Второй – именно его фигура привлекла внимание Иванова – был тем, кого он с нетерпением ждал последнее время. Его оригинал из настоящего подробно описал командира спасательной экспедиции и всех, кто с ним связаны, и это был именно он. Высокий, скуластый, с прямыми чертами лица и волевым подбородком, он уверенно управлял сегвеем, ничуть не отставая от этой падальщицы Катрин, привыкшей к подобным средствам передвижения. В сущности, по локации можно было даже летать, но арии почему-то уперлись в физику, и все вокруг было именно так, как в привычном мире. Если шел дождь, то обязательно вымокнешь. Солнечные лучи, хоть и редкие в окружающем красно-черном царстве, грели, а если пересидишь на солнце, рискуешь получить солнечный удар со всеми вытекающими.
Развернувшись, Иванов всучил бинокль недоумевающему офицеру и бросился прочь на нижние ярусы, буквально порами кожи ощущая перемены. Нет, не то чтобы он надеялся именно на эту спасательную операцию. Его оригинал не раз и не два предпринимал попытки вытащить себя любимого из электронного плена, каждую минуту готовый отправиться в мир иной. Но в этом парне там внизу чувствовалось что-то такое… Тень на секунду застыл, пытаясь собраться с мыслями и понять, что же он почувствовал, но уже через секунду махнул рукой и бросился вниз, в свою комнату. Вечер обещал быть если уж и не из ряда вон, то интересным.

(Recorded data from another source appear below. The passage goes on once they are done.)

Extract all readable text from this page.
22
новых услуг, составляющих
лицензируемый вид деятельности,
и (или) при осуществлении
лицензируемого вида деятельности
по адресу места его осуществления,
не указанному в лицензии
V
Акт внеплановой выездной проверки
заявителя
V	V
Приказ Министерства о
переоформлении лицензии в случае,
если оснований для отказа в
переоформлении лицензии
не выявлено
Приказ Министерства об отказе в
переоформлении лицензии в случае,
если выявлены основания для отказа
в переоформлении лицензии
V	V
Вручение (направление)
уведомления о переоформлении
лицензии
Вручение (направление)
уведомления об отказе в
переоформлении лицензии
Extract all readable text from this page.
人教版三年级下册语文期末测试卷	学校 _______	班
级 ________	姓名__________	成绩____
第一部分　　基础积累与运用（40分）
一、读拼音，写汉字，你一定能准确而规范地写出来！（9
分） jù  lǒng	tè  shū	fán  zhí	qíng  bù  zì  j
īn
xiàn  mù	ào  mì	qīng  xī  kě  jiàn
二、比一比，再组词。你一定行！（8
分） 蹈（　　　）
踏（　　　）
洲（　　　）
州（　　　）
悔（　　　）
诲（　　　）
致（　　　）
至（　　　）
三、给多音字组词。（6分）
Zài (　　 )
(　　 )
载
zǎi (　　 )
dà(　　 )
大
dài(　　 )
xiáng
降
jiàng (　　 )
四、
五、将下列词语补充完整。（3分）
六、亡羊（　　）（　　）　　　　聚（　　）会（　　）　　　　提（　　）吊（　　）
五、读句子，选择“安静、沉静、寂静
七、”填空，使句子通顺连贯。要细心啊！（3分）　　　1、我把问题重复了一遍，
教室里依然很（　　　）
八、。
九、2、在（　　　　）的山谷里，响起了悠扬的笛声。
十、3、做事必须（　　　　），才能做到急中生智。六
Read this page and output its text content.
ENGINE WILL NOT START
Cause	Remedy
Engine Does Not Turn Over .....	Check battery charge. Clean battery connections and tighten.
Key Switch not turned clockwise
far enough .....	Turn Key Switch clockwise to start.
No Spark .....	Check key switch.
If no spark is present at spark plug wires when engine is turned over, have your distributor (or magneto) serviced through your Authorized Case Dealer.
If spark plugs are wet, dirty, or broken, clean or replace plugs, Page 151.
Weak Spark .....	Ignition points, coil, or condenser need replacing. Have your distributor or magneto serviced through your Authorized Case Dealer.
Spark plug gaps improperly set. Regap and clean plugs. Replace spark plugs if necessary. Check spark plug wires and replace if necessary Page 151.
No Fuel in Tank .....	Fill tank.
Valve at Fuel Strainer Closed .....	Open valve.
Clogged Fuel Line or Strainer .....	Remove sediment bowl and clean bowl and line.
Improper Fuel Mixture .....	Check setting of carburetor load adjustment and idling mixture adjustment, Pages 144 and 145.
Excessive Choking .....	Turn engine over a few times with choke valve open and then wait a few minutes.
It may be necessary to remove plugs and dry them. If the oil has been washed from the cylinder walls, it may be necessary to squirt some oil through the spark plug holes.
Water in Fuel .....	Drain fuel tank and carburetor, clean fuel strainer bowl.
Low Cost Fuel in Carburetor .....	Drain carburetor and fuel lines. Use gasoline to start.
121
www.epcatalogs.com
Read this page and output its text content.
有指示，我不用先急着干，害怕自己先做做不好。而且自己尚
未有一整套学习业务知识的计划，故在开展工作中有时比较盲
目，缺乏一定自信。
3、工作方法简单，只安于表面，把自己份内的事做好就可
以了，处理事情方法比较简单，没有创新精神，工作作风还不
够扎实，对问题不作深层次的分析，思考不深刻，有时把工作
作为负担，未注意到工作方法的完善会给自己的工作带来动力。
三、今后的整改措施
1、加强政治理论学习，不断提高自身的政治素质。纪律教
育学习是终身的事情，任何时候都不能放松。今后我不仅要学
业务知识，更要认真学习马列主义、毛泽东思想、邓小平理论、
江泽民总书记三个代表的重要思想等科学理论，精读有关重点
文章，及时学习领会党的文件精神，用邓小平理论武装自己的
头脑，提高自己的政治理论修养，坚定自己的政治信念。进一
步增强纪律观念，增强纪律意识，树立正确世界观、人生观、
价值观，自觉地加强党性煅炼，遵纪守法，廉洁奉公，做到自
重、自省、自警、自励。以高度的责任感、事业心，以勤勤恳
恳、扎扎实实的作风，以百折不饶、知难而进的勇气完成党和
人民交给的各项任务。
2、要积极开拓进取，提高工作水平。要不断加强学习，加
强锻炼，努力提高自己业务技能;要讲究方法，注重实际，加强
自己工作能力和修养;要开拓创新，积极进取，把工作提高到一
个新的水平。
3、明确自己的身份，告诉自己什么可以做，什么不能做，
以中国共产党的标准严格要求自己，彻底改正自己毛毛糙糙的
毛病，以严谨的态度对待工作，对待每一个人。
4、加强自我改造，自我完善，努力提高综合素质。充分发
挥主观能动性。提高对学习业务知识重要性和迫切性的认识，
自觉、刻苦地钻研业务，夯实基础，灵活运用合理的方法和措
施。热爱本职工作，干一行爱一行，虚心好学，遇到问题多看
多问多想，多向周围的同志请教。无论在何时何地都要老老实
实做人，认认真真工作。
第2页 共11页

Сегвей хрюкнул и, весело подмигнув лампочкой на панели управления, смирно встал.
– Батареи? – Брови Катрин взметнулись вверх. – Странно. Обычно такое бывает исключительно по желанию системы, так, чтобы скрасить унылый быт и приблизить нашу рафинированную обстановку к настоящей.
– Разве это проблема? – Всеволод с некоторым облегчением соскочил с непривычного для него средства передвижения. – По мне, так проще пешком, чем на этом драндулете.
– Да мы, собственно, уже прибыли, – девушка довольно кивнула в сторону ворот, за которыми, будто скала, вздымался к облакам небоскреб. Имперские замашки видны были повсюду. Сталь, бетон монументального сооружения и щерящиеся хищники на фасадах заполонили все свободное пространство. Если стена, то метра в три толщиной, если дорога, то такая ровная и гладкая, что диву даешься. – Нам в центральный портал, а потом на верхний этаж, в пентхаус. Арии обитают именно там.
– Обитают? – Всеволод нахмурился, насторожившись после фразы Катрин. Она сказала – «обитают». Не живут, не проживают, не проводят время, а именно обитают, будто реликты, редкие виды животных или боги…
От последней мысли Курехину стало нехорошо. Если эти чертовы арии действительно позиционируют себя как высшие существа, а все остальные незнаемо как, но поддерживают это убеждение, то воевать будет и правда сложно. Бороться против наркобарона, полевого командира или диктатора дело благодарное. На твоей стороне ополчение, подполье, недовольные и просто сочувствующие, лишний раз закрывшие глаза на твои действия. Но если они считают себя богами, и культ в электронных умах культивирован, дело дрянь. Против легенды, живого воплощения всемогущества особо не навоюешь.
– И как скоро господин фон Клаус сможет меня принять?
– Вам даже не интересно, зачем вы ему? – В голосе девушки сквозила неприкрытая ирония, смешанная то ли с откровенной жалостью, то ли с крайним недоумением, сейчас было и не разобрать.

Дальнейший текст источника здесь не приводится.